RECENSIONI
Filamenti della fantasia, nuvole leggere che si dissolvono, forme amebiche nello spazio. E’ la pittura di Giovanni Gambasin. Una pittura che si richiama chiaramente al surrealismo, ma con una gentilezza allusiva che la contraddistingue. Un modo affabile per visualizzare l’asserto di Calderòn de la Barca: “La vita è sogno”.
A Crespano del Grappa questo giovane dai tratti cortesi e dalla mente piena di sogni, tesse da anni la sua tela leggera. La tesse aprendo le sue immagini ad uno spazio irreale, che si scoglie sulla superficie come l’espandersi di un respiro. Lì, in quel trepidare di aria e di luce, egli inventa le sue architetture nello spazio, dilata le sue ombre magiche, svolge i fili sottili di un errabondo girovagare alla ricerca della felicità. Sono spinto ad inseguire questi fantasmi; è come se una mano discreta mi spingesse sul bordo dell’abisso. Una sorta di vertigine mi assale. Ma sento, nel contempo, il sostegno amicale che mi porta in una dimensione che amo: quella della pittura trasparente, aerea, amabilmente tonale, che è la stessa che si espande dalla suggestione gigionesca dei luoghi ameni che mi circondano. Ne resto immagato. Il viaggio diventa sicuro; senza incubi, senza angosce.
Ecco la caratteristica prima di Gambasin: la sua colloquiali. La pittura come qualcosa di affabile, che ti viene incontro con gentilezza: un invito alla fantasia.

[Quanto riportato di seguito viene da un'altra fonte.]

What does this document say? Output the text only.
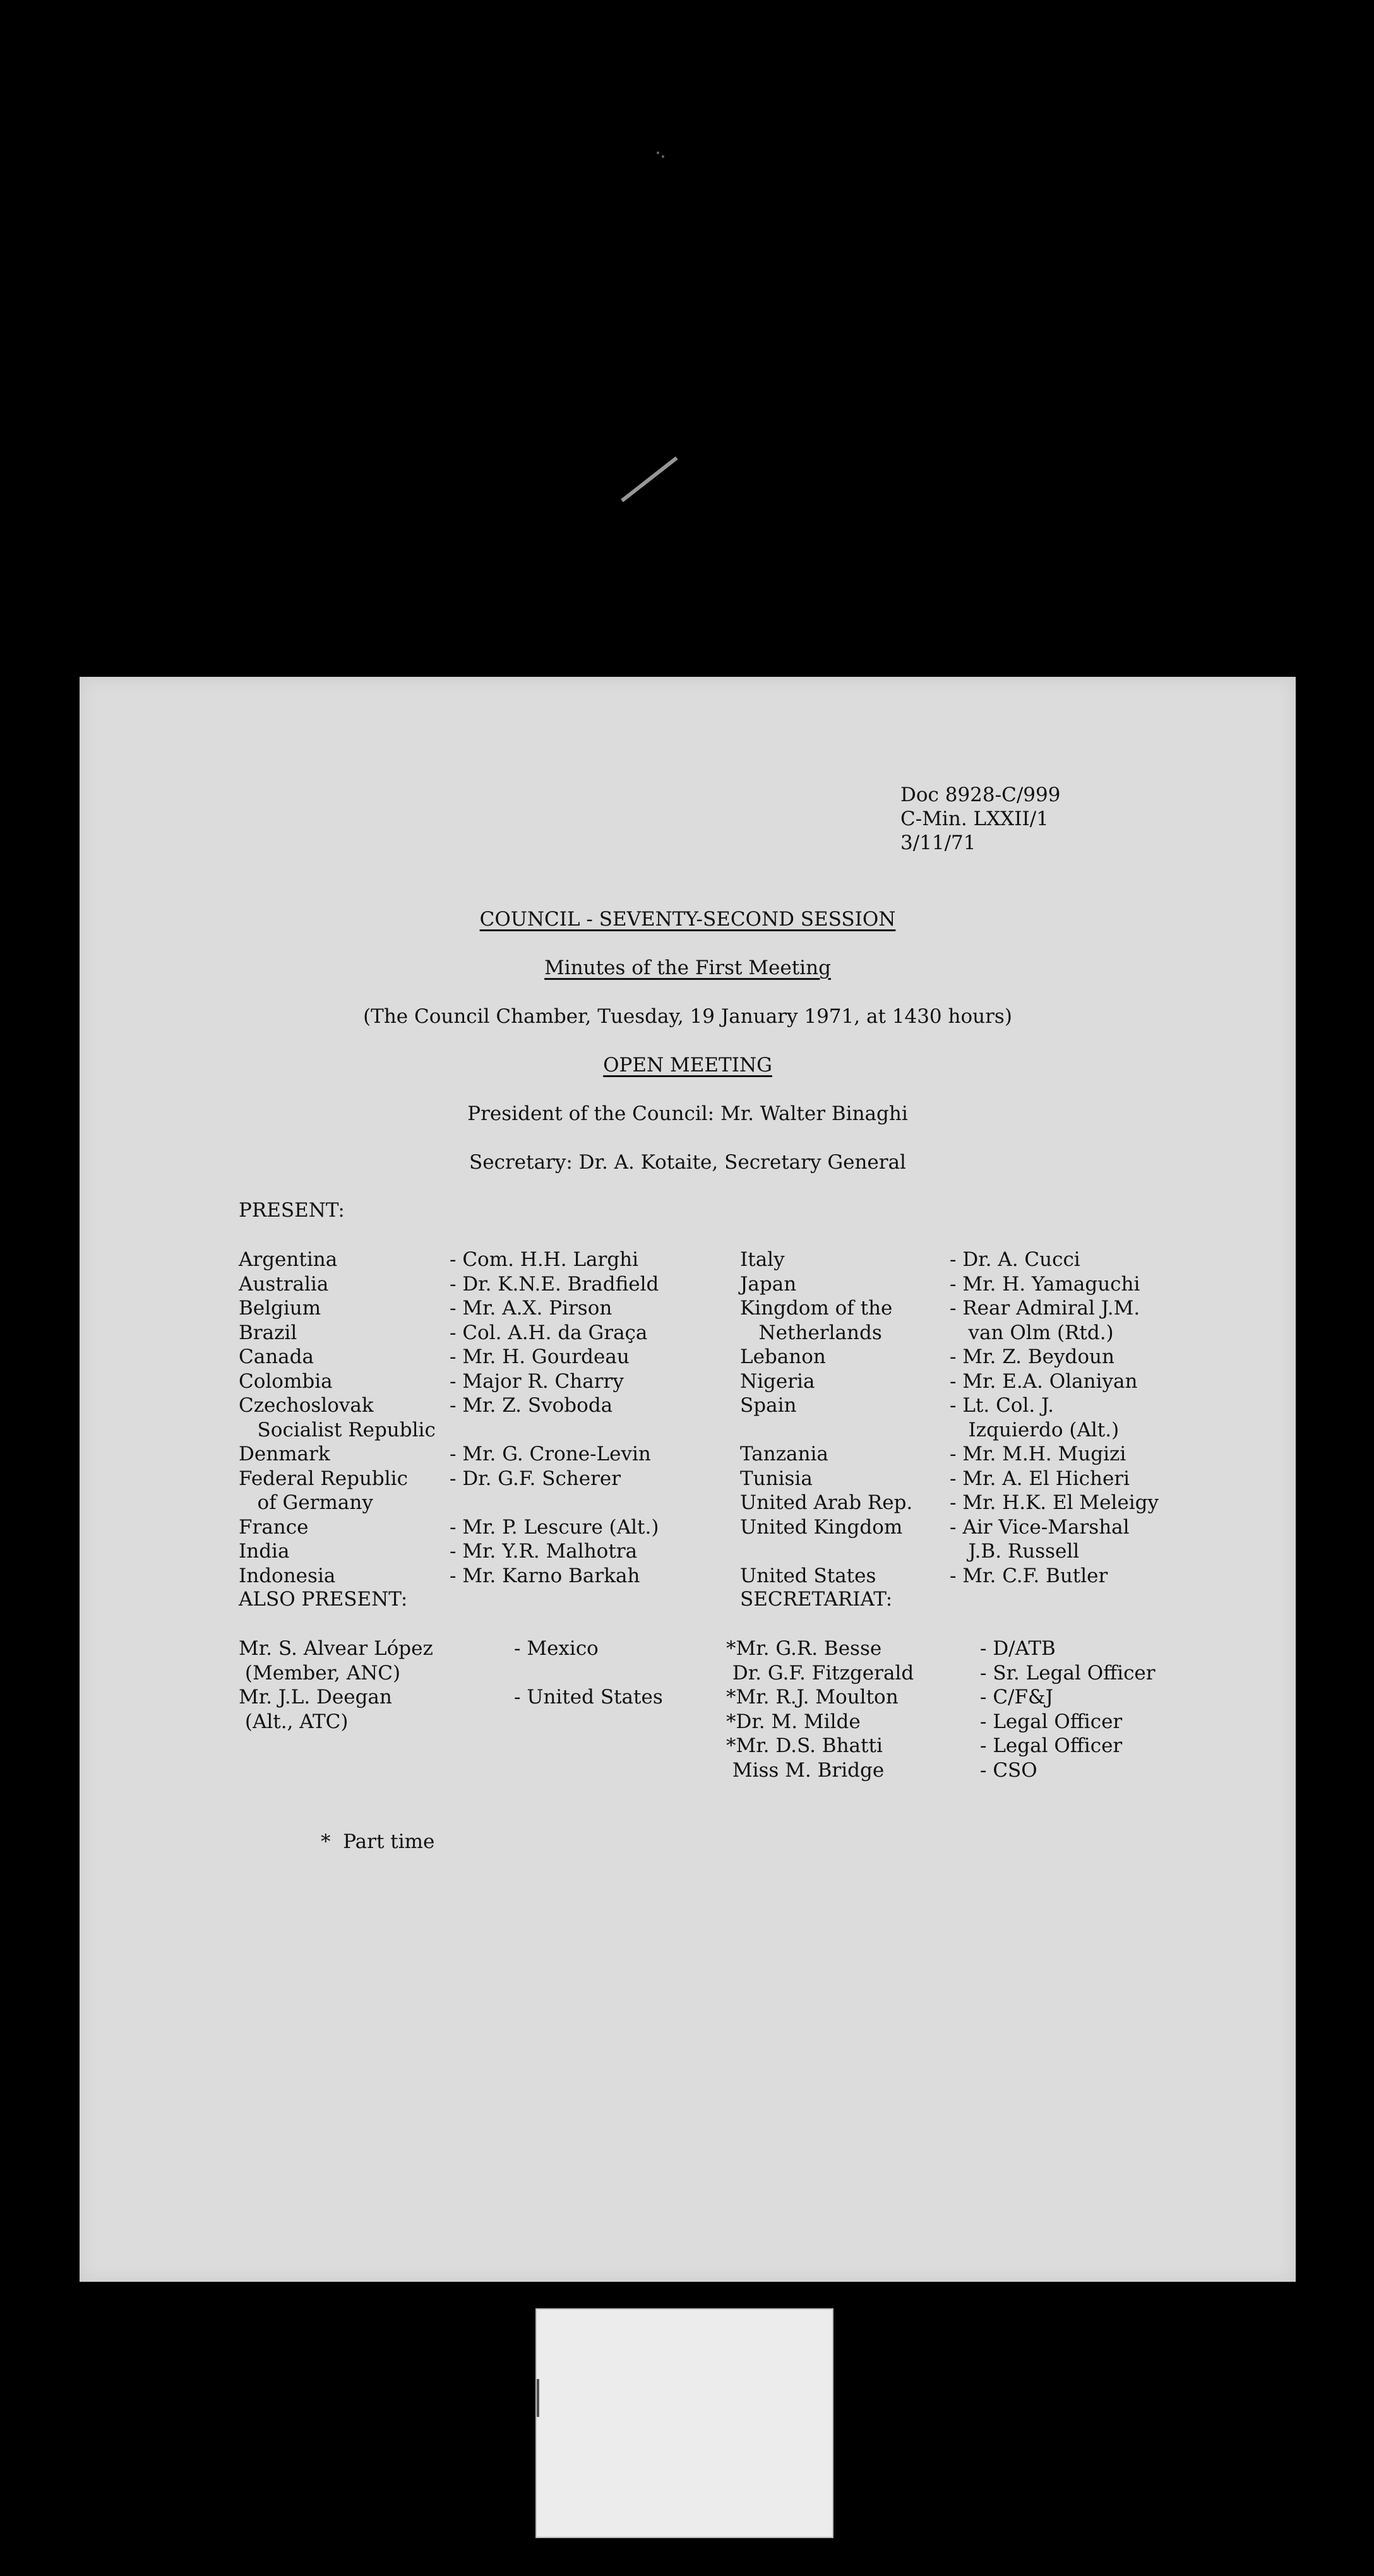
Doc 8928-C/999
C-Min. LXXII/1
3/11/71
COUNCIL - SEVENTY-SECOND SESSION
Minutes of the First Meeting
(The Council Chamber, Tuesday, 19 January 1971, at 1430 hours)
OPEN MEETING
President of the Council: Mr. Walter Binaghi
Secretary: Dr. A. Kotaite, Secretary General
PRESENT:
Argentina
Australia
Belgium
Brazil
Canada
Colombia
Czechoslovak
Socialist Republic
Denmark
Federal Republic
of Germany
France
India
Indonesia
- Com. H.H. Larghi
- Dr. K.N.E. Bradfield
- Mr. A.X. Pirson
- Col. A.H. da Graça
- Mr. H. Gourdeau
- Major R. Charry
- Mr. Z. Svoboda
- Mr. G. Crone-Levin
- Dr. G.F. Scherer
- Mr. P. Lescure (Alt.)
- Mr. Y.R. Malhotra
- Mr. Karno Barkah
Italy
Japan
Kingdom of the
Netherlands
Lebanon
Nigeria
Spain
Tanzania
Tunisia
United Arab Rep.
United Kingdom
United States
- Dr. A. Cucci
- Mr. H. Yamaguchi
- Rear Admiral J.M.
van Olm (Rtd.)
- Mr. Z. Beydoun
- Mr. E.A. Olaniyan
- Lt. Col. J.
Izquierdo (Alt.)
- Mr. M.H. Mugizi
- Mr. A. El Hicheri
- Mr. H.K. El Meleigy
- Air Vice-Marshal
J.B. Russell
- Mr. C.F. Butler
ALSO PRESENT:
Mr. S. Alvear López
(Member, ANC)
Mr. J.L. Deegan
(Alt., ATC)
- Mexico
- United States
SECRETARIAT:
*Mr. G.R. Besse
Dr. G.F. Fitzgerald
*Mr. R.J. Moulton
*Dr. M. Milde
*Mr. D.S. Bhatti
Miss M. Bridge
- D/ATB
- Sr. Legal Officer
- C/F&J
- Legal Officer
- Legal Officer
- CSO
*  Part time
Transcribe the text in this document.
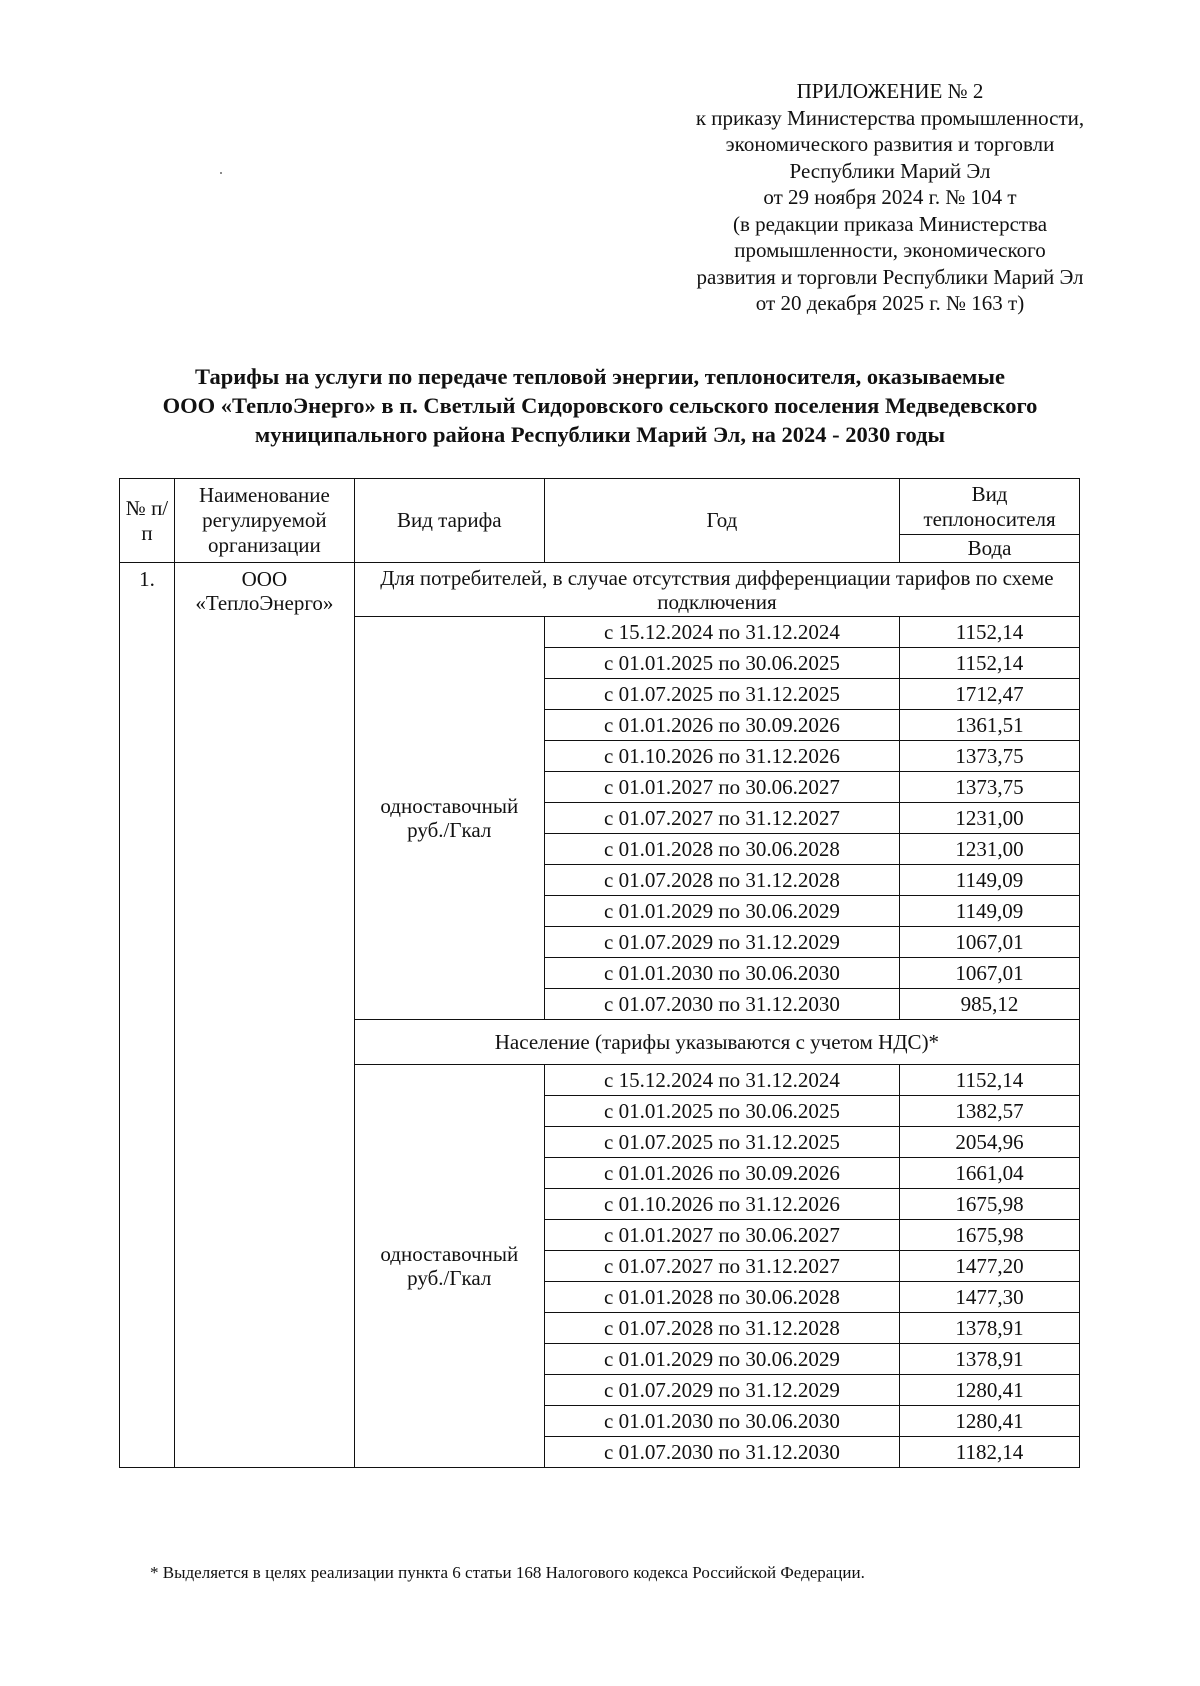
ПРИЛОЖЕНИЕ № 2
к приказу Министерства промышленности,
экономического развития и торговли
Республики Марий Эл
от 29 ноября 2024 г. № 104 т
(в редакции приказа Министерства
промышленности, экономического
развития и торговли Республики Марий Эл
от 20 декабря 2025 г. № 163 т)
Тарифы на услуги по передаче тепловой энергии, теплоносителя, оказываемые
ООО «ТеплоЭнерго» в п. Светлый Сидоровского сельского поселения Медведевского
муниципального района Республики Марий Эл, на 2024 - 2030 годы
№ п/п	Наименование регулируемой организации	Вид тарифа	Год	Вид теплоносителя
				Вода
1.	ООО «ТеплоЭнерго»	Для потребителей, в случае отсутствия дифференциации тарифов по схеме подключения		
		одноставочный руб./Гкал	с 15.12.2024 по 31.12.2024	1152,14
			с 01.01.2025 по 30.06.2025	1152,14
			с 01.07.2025 по 31.12.2025	1712,47
			с 01.01.2026 по 30.09.2026	1361,51
			с 01.10.2026 по 31.12.2026	1373,75
			с 01.01.2027 по 30.06.2027	1373,75
			с 01.07.2027 по 31.12.2027	1231,00
			с 01.01.2028 по 30.06.2028	1231,00
			с 01.07.2028 по 31.12.2028	1149,09
			с 01.01.2029 по 30.06.2029	1149,09
			с 01.07.2029 по 31.12.2029	1067,01
			с 01.01.2030 по 30.06.2030	1067,01
			с 01.07.2030 по 31.12.2030	985,12
		Население (тарифы указываются с учетом НДС)*		
		одноставочный руб./Гкал	с 15.12.2024 по 31.12.2024	1152,14
			с 01.01.2025 по 30.06.2025	1382,57
			с 01.07.2025 по 31.12.2025	2054,96
			с 01.01.2026 по 30.09.2026	1661,04
			с 01.10.2026 по 31.12.2026	1675,98
			с 01.01.2027 по 30.06.2027	1675,98
			с 01.07.2027 по 31.12.2027	1477,20
			с 01.01.2028 по 30.06.2028	1477,30
			с 01.07.2028 по 31.12.2028	1378,91
			с 01.01.2029 по 30.06.2029	1378,91
			с 01.07.2029 по 31.12.2029	1280,41
			с 01.01.2030 по 30.06.2030	1280,41
			с 01.07.2030 по 31.12.2030	1182,14
* Выделяется в целях реализации пункта 6 статьи 168 Налогового кодекса Российской Федерации.
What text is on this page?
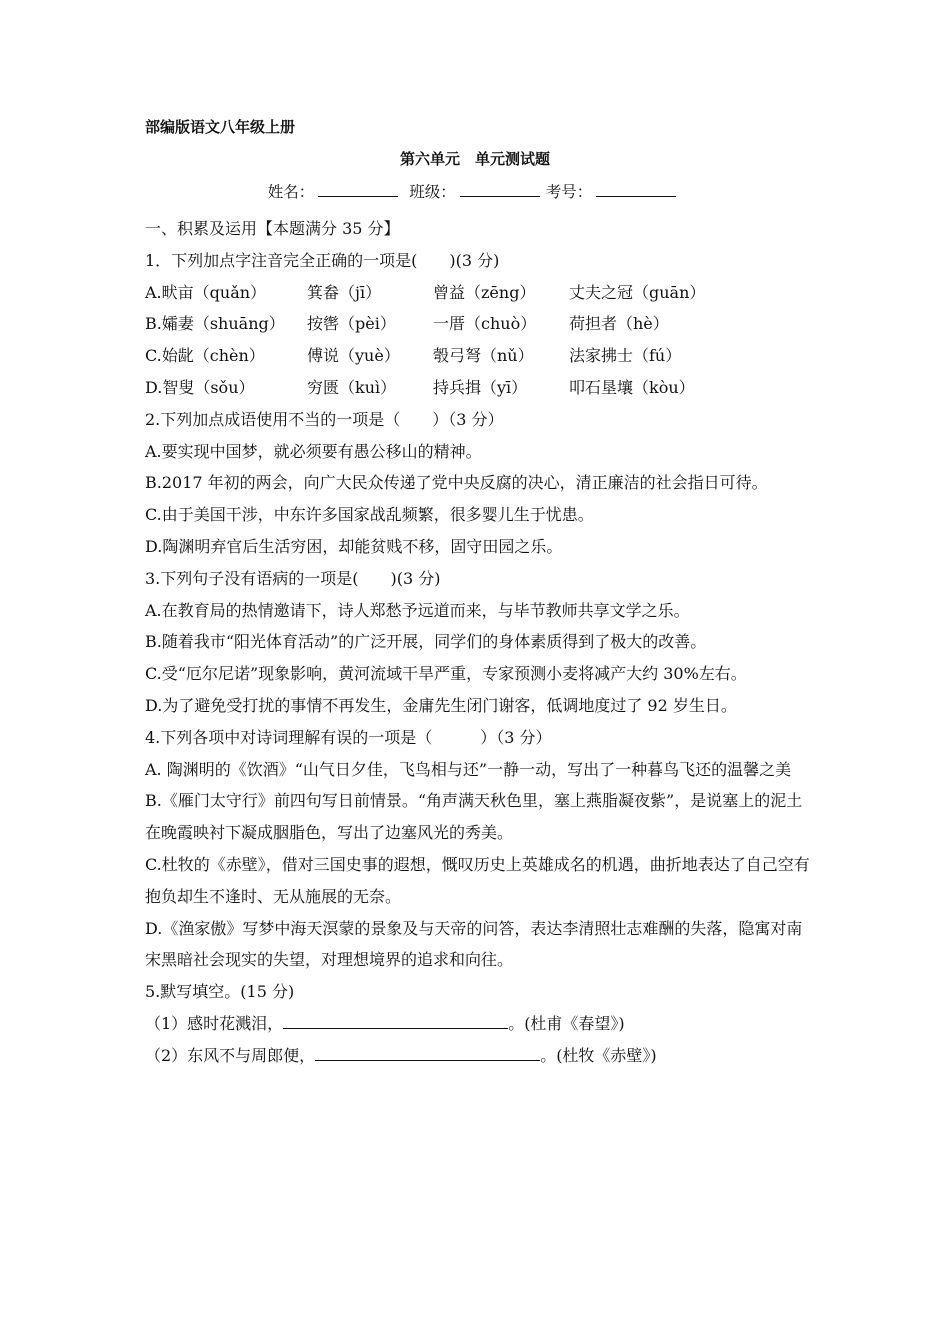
部编版语文八年级上册
第六单元　单元测试题
姓名：	班级：	考号：
一、积累及运用【本题满分 35 分】
1．下列加点字注音完全正确的一项是(　　)(3 分)
A.畎亩（quǎn）	箕畚（jī）	曾益（zēng） 丈夫之冠（guān）
B.孀妻（shuāng） 按辔（pèi） 一厝（chuò） 荷担者（hè）
C.始龀（chèn）	傅说（yuè） 彀弓弩（nǔ） 法家拂士（fú）
D.智叟（sǒu）	穷匮（kuì） 持兵揖（yī）	叩石垦壤（kòu）
2.下列加点成语使用不当的一项是（　　）（3 分）
A.要实现中国梦，就必须要有愚公移山的精神。
B.2017 年初的两会，向广大民众传递了党中央反腐的决心，清正廉洁的社会指日可待。
C.由于美国干涉，中东许多国家战乱频繁，很多婴儿生于忧患。
D.陶渊明弃官后生活穷困，却能贫贱不移，固守田园之乐。
3.下列句子没有语病的一项是(　　)(3 分)
A.在教育局的热情邀请下，诗人郑愁予远道而来，与毕节教师共享文学之乐。
B.随着我市“阳光体育活动”的广泛开展，同学们的身体素质得到了极大的改善。
C.受“厄尔尼诺”现象影响，黄河流域干旱严重，专家预测小麦将减产大约 30%左右。
D.为了避免受打扰的事情不再发生，金庸先生闭门谢客，低调地度过了 92 岁生日。
4.下列各项中对诗词理解有误的一项是（　　　）（3 分）
A. 陶渊明的《饮酒》“山气日夕佳，飞鸟相与还”一静一动，写出了一种暮鸟飞还的温馨之美
B.《雁门太守行》前四句写日前情景。“角声满天秋色里，塞上燕脂凝夜紫”，是说塞上的泥土在晚霞映衬下凝成胭脂色，写出了边塞风光的秀美。
C.杜牧的《赤壁》，借对三国史事的遐想，慨叹历史上英雄成名的机遇，曲折地表达了自己空有抱负却生不逢时、无从施展的无奈。
D.《渔家傲》写梦中海天溟蒙的景象及与天帝的问答，表达李清照壮志难酬的失落，隐寓对南宋黑暗社会现实的失望，对理想境界的追求和向往。
5.默写填空。(15 分)
（1）感时花溅泪，	。(杜甫《春望》)
（2）东风不与周郎便，	。(杜牧《赤壁》)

Talvolta può apparire il brivido freudiano dell’incubo; ma è appena un momento. Ci si accorge che la lanterna magica gonfia sogni ottimistici. Anche il grottesco si libera dei risvolti cupi: diventa giuoco, allegra sarabanda. Così per gli aspetti ambigui: siamo lontani dal surrealismo alla Dalì, dove l’atmosfera si fa contorta, spaesante, allucinata. Semmai l’ambiguità diventa come appunto in certi sogni, scambio di ruoli, finzione, passaggio da uno stadio all’altro. Cioè libertà: assoluta libertà.